For the past year the Environment Agency, along with councils, water firms, British Waterways and The Rivers Trust, has built 10 fish passes to encourage the return of salmon, sea trout, lamprey and eel.
The Niagara fish pass on the River Don is one of the latest to be completed, while other sites include the River Sheaf at Millhouses Park, Abbeydale Wood and Heeley Bridge, as well as the River Dearne at Old Moor, Houghton and Darfield.
The new passes will also help to improve access to the river bank for anglers and walkers.
Neil Trudgill, Environment Agency project manager, said surveys on the River Don have shown the recovery of fish including brown trout, grayling, chub and dace.

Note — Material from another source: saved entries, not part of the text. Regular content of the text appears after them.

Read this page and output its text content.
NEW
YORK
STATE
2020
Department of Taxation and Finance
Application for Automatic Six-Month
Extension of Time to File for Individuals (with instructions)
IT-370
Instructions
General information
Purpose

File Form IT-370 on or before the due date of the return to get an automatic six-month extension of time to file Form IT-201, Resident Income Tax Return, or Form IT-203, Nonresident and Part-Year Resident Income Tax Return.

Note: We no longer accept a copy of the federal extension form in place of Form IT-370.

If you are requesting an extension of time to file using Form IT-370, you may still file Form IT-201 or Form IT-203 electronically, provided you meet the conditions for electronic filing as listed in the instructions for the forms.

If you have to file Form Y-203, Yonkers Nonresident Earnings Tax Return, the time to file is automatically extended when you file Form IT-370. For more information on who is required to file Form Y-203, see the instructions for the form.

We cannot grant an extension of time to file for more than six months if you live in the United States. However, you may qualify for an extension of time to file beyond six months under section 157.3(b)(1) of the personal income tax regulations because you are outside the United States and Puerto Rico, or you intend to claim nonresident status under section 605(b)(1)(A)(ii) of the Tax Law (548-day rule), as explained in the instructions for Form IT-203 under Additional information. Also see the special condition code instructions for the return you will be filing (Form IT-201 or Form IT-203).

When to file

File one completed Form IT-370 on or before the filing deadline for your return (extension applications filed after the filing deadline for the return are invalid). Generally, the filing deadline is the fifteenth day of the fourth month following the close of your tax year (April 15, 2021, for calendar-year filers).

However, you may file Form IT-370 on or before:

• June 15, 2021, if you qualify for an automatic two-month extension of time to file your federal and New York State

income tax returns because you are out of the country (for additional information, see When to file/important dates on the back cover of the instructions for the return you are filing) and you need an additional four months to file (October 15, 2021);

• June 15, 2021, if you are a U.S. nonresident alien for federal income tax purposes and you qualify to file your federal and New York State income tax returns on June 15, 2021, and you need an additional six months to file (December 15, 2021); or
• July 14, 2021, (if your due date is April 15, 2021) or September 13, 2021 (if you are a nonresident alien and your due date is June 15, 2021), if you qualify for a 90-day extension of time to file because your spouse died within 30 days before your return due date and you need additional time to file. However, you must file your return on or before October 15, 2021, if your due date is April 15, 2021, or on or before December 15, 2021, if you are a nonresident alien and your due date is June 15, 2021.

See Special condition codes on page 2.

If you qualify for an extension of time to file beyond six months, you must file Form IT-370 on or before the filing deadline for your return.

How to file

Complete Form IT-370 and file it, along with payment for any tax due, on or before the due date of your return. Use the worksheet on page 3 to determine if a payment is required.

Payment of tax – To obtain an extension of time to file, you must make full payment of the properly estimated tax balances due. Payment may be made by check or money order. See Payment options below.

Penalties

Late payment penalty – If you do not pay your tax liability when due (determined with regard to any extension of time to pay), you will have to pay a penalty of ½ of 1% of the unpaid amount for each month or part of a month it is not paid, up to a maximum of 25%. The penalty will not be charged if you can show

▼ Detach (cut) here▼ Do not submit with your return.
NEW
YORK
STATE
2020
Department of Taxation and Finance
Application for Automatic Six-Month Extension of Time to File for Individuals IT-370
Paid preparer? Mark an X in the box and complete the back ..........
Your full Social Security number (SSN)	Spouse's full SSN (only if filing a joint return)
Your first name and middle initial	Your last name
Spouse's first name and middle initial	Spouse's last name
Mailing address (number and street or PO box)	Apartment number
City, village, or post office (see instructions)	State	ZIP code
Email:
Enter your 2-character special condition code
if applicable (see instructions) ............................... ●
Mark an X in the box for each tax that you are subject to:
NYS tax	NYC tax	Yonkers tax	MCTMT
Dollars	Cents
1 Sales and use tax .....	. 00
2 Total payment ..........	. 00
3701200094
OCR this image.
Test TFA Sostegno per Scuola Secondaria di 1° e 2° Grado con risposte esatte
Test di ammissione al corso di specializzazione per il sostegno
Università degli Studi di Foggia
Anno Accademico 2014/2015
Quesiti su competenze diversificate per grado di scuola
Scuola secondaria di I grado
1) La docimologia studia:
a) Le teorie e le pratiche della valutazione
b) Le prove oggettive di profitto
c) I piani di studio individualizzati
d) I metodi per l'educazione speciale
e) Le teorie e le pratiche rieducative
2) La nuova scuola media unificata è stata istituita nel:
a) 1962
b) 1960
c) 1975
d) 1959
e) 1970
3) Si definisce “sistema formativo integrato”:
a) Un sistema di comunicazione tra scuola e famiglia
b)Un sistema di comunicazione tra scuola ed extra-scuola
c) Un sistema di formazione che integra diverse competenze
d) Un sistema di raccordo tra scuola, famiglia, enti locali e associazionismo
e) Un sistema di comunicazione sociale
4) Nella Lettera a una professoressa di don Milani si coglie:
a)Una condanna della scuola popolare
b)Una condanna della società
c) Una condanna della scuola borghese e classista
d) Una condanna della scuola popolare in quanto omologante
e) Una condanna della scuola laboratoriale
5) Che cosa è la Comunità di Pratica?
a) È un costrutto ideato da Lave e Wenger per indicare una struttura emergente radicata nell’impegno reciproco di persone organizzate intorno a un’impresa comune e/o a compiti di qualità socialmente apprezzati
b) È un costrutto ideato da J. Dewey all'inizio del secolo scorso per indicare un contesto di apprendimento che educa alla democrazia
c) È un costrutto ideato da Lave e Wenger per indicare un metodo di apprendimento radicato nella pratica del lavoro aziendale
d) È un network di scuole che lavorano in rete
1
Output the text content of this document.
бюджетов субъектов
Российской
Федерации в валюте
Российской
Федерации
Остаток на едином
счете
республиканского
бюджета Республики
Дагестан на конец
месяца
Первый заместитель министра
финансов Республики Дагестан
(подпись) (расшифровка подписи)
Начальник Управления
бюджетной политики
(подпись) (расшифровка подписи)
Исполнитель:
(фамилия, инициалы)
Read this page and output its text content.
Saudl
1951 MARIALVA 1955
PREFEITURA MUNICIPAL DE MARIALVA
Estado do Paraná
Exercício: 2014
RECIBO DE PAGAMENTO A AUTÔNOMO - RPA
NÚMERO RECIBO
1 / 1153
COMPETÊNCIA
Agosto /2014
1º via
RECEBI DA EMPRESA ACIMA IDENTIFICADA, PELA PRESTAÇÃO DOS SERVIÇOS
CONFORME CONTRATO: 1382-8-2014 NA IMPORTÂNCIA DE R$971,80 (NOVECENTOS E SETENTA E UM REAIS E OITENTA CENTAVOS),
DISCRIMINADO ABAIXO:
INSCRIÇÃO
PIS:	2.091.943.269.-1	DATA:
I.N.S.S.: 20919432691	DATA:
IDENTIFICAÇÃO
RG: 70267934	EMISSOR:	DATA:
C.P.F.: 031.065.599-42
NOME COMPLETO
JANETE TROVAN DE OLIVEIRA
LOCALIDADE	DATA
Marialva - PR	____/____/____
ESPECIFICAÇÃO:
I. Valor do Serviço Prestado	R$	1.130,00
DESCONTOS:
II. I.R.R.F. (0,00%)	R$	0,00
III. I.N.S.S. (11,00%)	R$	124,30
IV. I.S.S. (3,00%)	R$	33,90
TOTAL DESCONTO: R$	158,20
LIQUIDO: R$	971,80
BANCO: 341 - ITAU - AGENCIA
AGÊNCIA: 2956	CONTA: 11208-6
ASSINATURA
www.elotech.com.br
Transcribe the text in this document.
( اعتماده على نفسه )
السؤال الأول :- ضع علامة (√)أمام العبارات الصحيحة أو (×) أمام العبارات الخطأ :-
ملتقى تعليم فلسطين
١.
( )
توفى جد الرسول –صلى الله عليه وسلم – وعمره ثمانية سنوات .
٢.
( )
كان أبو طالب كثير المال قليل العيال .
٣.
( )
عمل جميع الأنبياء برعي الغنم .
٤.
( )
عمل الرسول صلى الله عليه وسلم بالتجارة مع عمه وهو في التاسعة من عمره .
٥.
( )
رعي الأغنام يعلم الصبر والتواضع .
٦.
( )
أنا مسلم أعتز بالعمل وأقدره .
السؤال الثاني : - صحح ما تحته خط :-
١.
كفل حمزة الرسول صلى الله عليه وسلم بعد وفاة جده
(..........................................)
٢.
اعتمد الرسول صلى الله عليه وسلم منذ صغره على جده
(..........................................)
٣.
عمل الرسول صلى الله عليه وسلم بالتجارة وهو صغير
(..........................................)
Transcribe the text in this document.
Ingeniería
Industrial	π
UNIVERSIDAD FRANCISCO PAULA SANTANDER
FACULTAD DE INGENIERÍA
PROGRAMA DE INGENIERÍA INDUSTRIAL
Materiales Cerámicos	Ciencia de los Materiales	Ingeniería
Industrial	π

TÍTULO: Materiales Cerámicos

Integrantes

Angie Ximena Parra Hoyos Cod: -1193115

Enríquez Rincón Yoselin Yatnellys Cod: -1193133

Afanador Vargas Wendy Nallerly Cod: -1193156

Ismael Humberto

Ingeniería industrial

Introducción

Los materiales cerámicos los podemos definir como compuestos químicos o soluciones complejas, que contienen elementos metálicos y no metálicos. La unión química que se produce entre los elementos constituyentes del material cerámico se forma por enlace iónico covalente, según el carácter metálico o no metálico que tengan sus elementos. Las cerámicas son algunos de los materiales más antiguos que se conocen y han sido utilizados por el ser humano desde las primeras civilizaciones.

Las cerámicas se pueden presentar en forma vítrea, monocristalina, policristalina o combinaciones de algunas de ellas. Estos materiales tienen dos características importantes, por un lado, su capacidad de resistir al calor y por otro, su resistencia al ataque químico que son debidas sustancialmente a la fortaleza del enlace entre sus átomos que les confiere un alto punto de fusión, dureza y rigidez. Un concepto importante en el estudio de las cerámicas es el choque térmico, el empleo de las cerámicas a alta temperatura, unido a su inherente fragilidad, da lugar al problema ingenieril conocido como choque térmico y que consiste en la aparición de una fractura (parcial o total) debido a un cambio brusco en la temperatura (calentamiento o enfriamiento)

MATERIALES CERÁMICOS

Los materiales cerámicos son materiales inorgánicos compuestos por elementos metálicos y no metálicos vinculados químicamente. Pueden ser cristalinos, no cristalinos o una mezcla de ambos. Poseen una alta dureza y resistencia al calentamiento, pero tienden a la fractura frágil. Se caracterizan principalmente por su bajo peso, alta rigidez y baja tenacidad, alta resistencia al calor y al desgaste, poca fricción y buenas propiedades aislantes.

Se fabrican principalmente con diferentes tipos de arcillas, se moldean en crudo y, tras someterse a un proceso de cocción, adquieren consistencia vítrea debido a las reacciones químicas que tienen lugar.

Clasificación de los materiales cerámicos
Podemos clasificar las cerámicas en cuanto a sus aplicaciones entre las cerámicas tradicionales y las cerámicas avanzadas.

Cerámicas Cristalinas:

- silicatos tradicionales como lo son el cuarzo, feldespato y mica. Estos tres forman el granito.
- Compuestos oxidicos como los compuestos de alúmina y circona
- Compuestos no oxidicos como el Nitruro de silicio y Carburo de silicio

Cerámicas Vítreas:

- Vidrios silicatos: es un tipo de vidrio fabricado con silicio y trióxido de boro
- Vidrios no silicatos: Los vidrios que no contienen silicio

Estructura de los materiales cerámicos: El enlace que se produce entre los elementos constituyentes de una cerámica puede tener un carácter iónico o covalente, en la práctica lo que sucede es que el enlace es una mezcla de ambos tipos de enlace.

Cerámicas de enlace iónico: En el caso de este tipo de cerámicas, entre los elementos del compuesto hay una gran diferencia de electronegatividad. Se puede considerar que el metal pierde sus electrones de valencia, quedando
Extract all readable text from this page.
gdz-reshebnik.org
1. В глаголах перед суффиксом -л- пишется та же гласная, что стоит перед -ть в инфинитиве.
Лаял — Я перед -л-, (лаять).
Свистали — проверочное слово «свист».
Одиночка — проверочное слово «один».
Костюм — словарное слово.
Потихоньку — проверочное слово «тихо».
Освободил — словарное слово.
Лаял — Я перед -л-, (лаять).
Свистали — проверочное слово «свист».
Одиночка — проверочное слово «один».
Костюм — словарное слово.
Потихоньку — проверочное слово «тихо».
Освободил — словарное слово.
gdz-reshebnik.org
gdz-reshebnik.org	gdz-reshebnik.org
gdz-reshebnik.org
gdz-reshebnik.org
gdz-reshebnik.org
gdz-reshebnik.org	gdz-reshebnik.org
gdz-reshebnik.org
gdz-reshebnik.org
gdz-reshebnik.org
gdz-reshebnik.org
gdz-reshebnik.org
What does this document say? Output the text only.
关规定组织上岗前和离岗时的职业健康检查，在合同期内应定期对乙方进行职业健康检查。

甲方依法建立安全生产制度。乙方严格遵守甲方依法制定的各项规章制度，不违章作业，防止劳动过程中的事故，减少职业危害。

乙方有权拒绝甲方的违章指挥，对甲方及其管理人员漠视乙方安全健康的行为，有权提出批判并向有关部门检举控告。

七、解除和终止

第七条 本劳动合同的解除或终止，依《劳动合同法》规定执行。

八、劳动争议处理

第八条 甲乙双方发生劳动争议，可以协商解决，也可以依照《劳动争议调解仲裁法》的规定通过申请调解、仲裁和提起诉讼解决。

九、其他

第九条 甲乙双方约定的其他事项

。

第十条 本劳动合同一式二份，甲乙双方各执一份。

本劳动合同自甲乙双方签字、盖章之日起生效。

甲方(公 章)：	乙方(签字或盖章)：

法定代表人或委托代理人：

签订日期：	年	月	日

He said: “We carry out the surveys by tagging the fish using a fluorescent marker which allows us to see if they have been successful in using the pass to migrate upstream.”
Mr Trudgill said up until now fish on the River Don have been blocked by weirs from moving to spawning and nursery areas.
He said: “We’ve been working to remove some of these blockages and it’s really encouraging to see the results on the River Don, proving the effectiveness of the Niagara pass.
“We are starting to see the return of some species that have not been in our rivers for over 100 years.
“The fish passes will also reduce the need for us to restock the river which will save money, and help other animals that live off fish to thrive, such as otters.”